Meagan Duhamel asks people to do their own research and it's something she has experimented with a lot. Being a professional athlete, everybody has advice about what to eat. Learning to critique the suggestions she was getting was an important step for her: "Before I was vegan, I was following a diet and what people told me, so many different things. I only saw a nutritionist once and she told me to eat cheese strings. I knew nothing about nutrition at that time but I knew that cheese strings were processed food and there was no nutritional benefit in a cheese string. This was a nutritionist that worked for the Canadian Sport Institute, telling me, a high level athlete, to eat granola bars and cheese strings. I just seemed so weird to me."

That was a tipping point that for her. Soon after becoming vegan, she started studying nutrition, and, two and half years later, became a registered holistic nutritionist. She wanted to better understand vitamins, minerals and nutrients, but she also loved reading "about those obscure places in the world where people were living to 120 years old and had never heard of cancer and never heard of heart disease." She now wants to help other athletes once her skating career is over.

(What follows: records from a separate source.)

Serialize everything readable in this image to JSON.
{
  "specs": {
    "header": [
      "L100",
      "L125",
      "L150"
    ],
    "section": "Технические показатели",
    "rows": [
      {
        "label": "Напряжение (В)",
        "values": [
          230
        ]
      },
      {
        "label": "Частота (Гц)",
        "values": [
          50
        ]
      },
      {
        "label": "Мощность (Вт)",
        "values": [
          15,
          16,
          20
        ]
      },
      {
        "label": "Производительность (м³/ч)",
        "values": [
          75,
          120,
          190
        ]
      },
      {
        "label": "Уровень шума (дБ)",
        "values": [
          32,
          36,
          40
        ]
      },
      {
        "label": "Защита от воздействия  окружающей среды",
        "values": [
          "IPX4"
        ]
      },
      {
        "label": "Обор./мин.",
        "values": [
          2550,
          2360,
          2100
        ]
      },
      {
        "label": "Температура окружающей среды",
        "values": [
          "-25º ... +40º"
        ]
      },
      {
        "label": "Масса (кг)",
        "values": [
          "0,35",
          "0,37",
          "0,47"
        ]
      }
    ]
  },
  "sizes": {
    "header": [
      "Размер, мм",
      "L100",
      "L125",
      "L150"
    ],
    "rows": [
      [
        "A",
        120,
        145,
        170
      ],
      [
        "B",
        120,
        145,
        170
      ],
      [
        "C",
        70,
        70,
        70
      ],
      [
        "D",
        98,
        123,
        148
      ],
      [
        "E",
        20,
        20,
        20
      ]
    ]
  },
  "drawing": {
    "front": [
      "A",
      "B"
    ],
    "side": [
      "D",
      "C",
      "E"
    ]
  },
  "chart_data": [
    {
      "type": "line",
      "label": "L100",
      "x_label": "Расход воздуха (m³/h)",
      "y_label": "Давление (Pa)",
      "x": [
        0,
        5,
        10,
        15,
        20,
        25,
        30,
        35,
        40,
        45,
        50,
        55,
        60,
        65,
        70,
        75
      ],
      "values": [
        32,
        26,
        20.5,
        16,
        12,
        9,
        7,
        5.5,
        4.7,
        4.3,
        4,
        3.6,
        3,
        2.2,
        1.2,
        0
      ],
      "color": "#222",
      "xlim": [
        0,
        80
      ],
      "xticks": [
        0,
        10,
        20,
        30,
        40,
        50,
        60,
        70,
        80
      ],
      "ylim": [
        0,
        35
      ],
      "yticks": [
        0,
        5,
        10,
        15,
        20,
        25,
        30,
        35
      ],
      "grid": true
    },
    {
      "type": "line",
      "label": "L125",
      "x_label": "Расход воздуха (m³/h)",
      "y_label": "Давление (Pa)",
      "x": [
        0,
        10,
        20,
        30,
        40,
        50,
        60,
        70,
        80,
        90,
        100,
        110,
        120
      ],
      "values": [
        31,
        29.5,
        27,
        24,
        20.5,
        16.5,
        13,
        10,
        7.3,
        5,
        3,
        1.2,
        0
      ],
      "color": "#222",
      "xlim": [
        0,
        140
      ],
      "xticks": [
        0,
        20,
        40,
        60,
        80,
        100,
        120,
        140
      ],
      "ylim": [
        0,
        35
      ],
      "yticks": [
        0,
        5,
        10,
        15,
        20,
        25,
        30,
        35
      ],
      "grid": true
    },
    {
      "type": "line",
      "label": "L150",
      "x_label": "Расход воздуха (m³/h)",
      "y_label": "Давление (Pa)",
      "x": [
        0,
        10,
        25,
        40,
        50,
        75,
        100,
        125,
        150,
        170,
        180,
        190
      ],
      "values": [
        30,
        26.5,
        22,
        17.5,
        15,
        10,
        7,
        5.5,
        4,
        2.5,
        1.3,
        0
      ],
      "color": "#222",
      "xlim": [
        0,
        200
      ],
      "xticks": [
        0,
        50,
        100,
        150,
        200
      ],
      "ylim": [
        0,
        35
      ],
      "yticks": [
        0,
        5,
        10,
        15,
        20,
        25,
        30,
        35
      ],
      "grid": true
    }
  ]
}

She also wants to start writing a blog "about my skating, about my nutrition, about veganism, about everything. I think it would be very interesting and this summer, it's something I could take time to do." With all the passion she exudes talking about her lifestyle, it's easy to tell that it's going to be a great blog to follow. I for one can't wait to read it!

Meagan's advice for new vegans:

  • Give it a chance. Don't come with pre-conceived ideas.
  • Go slowly. If you want to stick with something for the long term, you have to make changes gradually - doing a lot of research helps.
  • Get your B12 supplements.
  • Play with herbs and spices - it really makes a difference.
  • Go to smaller, local organic health food stores. Most have great alternative foods that you might not even know exist yet.
  • Follow the blog Oh She Glows. The author is Canadian and lives in the Toronto area. She posts recipes, photos, and talks about her own experience. Meagan swears by it!
  • When Meagan reads ingredient labels, her rule is that if she can't pronounce more than three ingredients, she doesn't buy it.
  • You have to be organized! When she travels, she takes time to prepare fresh granola, cookies and dry cereals and fruits that she dehydrates herself.